Cyril Tremari, l’un des rescapés, le frère de cœur de François Noël, n’a pas du tout la même version des faits. À la barre, il évoque quant à lui, un départ » très rapide d’Arone, car Éric était pressé, il devait rejoindre une autre soirée « ,un moteur qui » crachait bien » jusqu’au moment fatal. Il a toujours à l’esprit les derniers mots de son » fraté « : » On va trop vite « .
Il regrette amèrement, sans doute, de ne pas avoir pris le taxi réservé au cas ou, par précaution, par François Noël. Il reconnaît s’être « un peu trop laissé porter ce soir-là « , avec François Noël et Mathias. » Il était plus âgé que nous, il était expérimenté. On lui a fait confiance lorsqu’il a insisté pour nous ramener « , déclare-t-il, ému.
En tout début d’après-midi, ce vendredi, l’audience a été marquée par l’intervention très poignante de Marie-Christine Codaccioni, la maman de François Noël. Digne dans sa douleur, s’exprimant de manière sobre, elle reviendra sur cette soirée d’été et d’insouciance où toute sa vie et celle de sa famille ont basculé.
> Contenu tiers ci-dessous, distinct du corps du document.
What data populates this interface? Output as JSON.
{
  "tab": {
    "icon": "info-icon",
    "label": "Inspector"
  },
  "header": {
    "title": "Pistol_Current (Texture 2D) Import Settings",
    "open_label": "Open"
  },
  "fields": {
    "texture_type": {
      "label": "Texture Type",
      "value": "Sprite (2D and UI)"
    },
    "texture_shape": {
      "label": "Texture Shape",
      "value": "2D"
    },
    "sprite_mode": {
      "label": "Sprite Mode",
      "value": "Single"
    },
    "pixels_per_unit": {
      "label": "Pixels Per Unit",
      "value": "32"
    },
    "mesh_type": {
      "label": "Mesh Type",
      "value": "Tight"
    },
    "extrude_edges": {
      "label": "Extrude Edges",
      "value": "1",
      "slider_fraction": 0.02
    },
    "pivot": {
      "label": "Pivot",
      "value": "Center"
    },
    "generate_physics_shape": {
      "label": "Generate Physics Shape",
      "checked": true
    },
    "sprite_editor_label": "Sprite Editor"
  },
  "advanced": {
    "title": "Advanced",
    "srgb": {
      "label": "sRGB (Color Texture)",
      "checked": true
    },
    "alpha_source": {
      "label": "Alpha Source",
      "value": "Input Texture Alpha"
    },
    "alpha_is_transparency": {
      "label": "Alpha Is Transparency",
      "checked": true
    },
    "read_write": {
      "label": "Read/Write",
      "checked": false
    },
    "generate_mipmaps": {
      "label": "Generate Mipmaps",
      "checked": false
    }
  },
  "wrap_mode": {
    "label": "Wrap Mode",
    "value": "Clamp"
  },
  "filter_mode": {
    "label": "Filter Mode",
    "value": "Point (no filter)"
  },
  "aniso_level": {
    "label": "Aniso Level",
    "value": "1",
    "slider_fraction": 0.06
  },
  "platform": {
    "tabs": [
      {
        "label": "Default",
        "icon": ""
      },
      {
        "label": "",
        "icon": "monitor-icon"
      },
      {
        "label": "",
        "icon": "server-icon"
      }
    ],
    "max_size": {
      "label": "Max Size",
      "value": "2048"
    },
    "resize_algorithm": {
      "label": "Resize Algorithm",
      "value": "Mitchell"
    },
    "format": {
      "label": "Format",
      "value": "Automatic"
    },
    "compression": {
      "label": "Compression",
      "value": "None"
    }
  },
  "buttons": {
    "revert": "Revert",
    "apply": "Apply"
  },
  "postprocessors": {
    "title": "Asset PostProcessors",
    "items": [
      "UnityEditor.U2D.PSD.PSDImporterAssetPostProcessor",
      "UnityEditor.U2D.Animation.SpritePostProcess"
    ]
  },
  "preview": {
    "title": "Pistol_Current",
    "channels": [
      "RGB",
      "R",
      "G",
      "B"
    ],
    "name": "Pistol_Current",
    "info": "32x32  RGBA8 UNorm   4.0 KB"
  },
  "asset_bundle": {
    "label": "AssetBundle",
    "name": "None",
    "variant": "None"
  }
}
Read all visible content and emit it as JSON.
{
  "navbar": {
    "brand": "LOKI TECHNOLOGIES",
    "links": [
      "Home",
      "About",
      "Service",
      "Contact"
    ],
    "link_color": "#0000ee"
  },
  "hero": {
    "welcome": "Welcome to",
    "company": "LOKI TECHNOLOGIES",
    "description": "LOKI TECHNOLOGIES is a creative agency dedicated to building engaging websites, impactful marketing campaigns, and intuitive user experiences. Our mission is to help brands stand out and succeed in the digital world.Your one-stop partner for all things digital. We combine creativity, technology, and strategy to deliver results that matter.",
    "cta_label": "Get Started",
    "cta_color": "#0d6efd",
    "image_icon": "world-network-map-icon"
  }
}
François Noël était un chef d’entreprise dynamique et un frère protecteur
Elle décrira son fils comme un chef d’entreprise dynamique, un fils aimant, un frère protecteur et un ami fidèle. Auparavant, en quelques mots, c’est Vincent Lomellini, le papa de Mathias, qui avait tenté d’exprimer l’indicible, la souffrance à perpétuité de son jeune fils. Éric Gaffory écoute, sonné.
Dans leurs plaidoiries, Maîtres Jean-Marc Lanfranchi et Philippe Rocchesani pour les parties civiles, ont demandé que la cour reconnaisse la culpabilité pleine et entière du prévenu.
C’est d’ailleurs dans ce sens que Guillaume Bricier, procureur de la République, a orienté son réquisitoire, requérant une peine de 3 ans de prison assortie de 18 mois de sursis à l’encontre d’Éric Gaffory, ainsi qu’une suspension de son titre de navigation pendant 3 ans.
Pour la défense, Maître Claude Deboosere-Lepidi a mis en avant un drame humain qui s’est déroulé dans la sphère intrafamiliale et qui, a-t-il martelé, « en définitive, n’a fait que des victimes ».
Il a souligné » la culpabilité morale inévitable » de son client « qui chérissait François-Noël comme son propre fils ». Même si l’alcoolémie de son client est un fait avéré et si la vitesse à laquelle il pilotait reste à déterminer, il a fait état « d’un obstacle imprévisible sur la trajectoire de celui-ci et donc un cas de force majeur ».
La cour rendra sa décision le vendredi 27 juin au tribunal maritime de Marseille.